Inner-city flats, hotel use

Oslo block markets itself as hotel, 18 flats stay on register, city faces questions over enforcement

Nordic Observer · June 1, 2026 at 04:00
  • VG reports that a central Oslo property listed in the land register as 18 apartments is advertised online as an apartment hotel.
  • The case raises questions about whether residential units are being converted into de facto hotel rooms without a formal change of use.
  • For Oslo, the issue is not only legality but the loss of housing supply in a tight inner-city market.
  • Further scrutiny falls on municipal enforcement, tax treatment, fire safety requirements, and possible complaints from neighbors.
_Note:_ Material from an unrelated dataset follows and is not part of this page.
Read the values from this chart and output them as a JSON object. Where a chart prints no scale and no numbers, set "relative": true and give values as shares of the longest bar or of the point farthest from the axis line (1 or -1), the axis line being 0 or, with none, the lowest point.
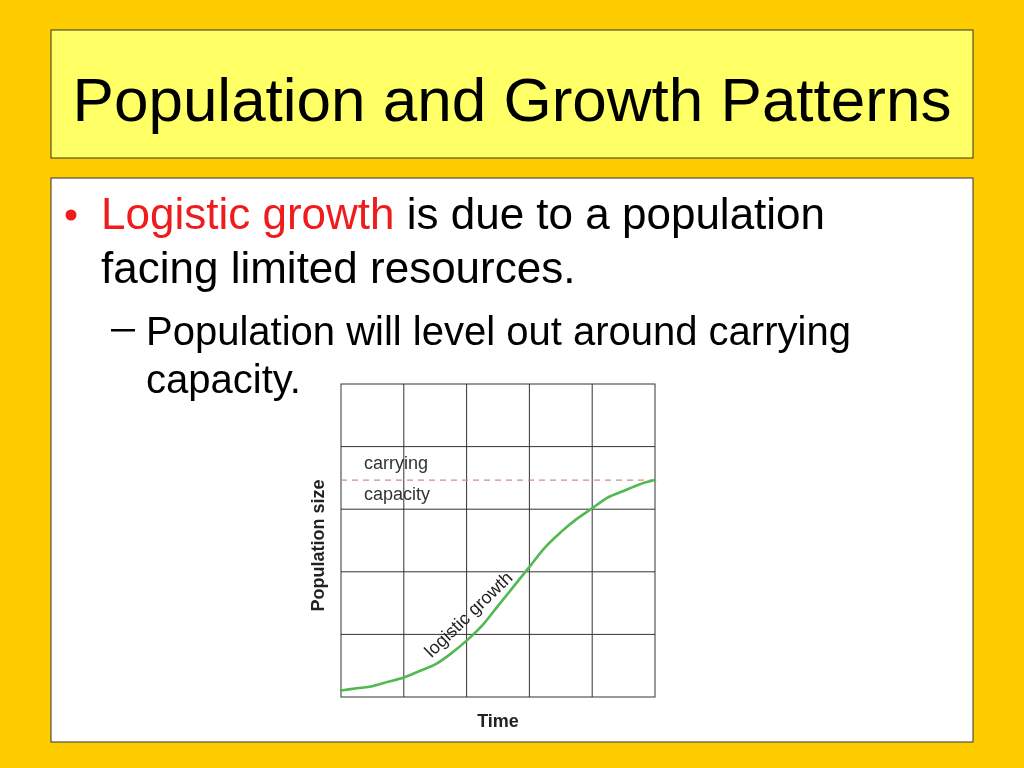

A building in central Oslo is registered as 18 apartments in the property register, but online it is marketed as an apartment hotel, VG reports. The gap between what the building is on paper and how it appears to be used in reality goes to the center of a familiar Oslo problem: too little housing, high prices, and strong incentives to earn more from short-stay guests than from ordinary tenants.
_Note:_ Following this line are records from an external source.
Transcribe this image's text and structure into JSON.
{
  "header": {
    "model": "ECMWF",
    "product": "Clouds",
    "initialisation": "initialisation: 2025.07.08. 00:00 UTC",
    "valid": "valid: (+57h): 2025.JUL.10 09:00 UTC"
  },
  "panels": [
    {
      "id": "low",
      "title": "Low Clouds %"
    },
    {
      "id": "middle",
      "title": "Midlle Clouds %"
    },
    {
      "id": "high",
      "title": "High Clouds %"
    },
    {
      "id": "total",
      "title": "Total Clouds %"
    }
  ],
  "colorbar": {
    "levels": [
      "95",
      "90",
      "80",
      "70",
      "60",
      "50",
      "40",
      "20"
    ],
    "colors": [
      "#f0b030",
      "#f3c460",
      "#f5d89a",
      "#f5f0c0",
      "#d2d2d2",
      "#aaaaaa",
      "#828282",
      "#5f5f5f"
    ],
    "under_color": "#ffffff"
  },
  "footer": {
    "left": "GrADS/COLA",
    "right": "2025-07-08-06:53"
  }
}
If the property is being run commercially as short-term accommodation while remaining classified as housing, the questions extend beyond a single address. Zoning rules, change-of-use permits, tax treatment and fire safety standards are not the same for a residential building as for a hotel operation. A building with frequent guest turnover also imposes different costs on its surroundings than one with permanent residents: more arrivals and departures, more key handovers, more noise complaints, and fewer homes available to people who actually live in the city.

Oslo has spent years discussing housing shortages while central properties become more valuable as transient accommodation. The arithmetic is plain enough. A landlord who can sell the same unit night by night to visitors may earn far more than from a long-term lease, while the city absorbs the secondary effects through tighter supply and higher rents. The public register still counts 18 dwellings. The market may be treating them as 18 hotel suites.

That makes enforcement the real story. If municipal authorities have approved a change of use, the case is narrower. If they have not, then a building can apparently operate in a grey zone until someone complains or an inspection begins. That leaves several practical questions: whether Oslo municipality has opened a case, whether the Norwegian Tax Administration has treated the activity as hotel business rather than ordinary residential letting, whether fire safety requirements for commercial overnight accommodation have been met, and whether neighbors or tenants have reported constant turnover or disturbances.

The building itself is concrete enough: 18 registered apartments in a central district, advertised to short-stay customers as an apartment hotel. In a city where ordinary buyers and renters compete for every inner-city square metre, the difference between a flat and a hotel room is measured one address at a time.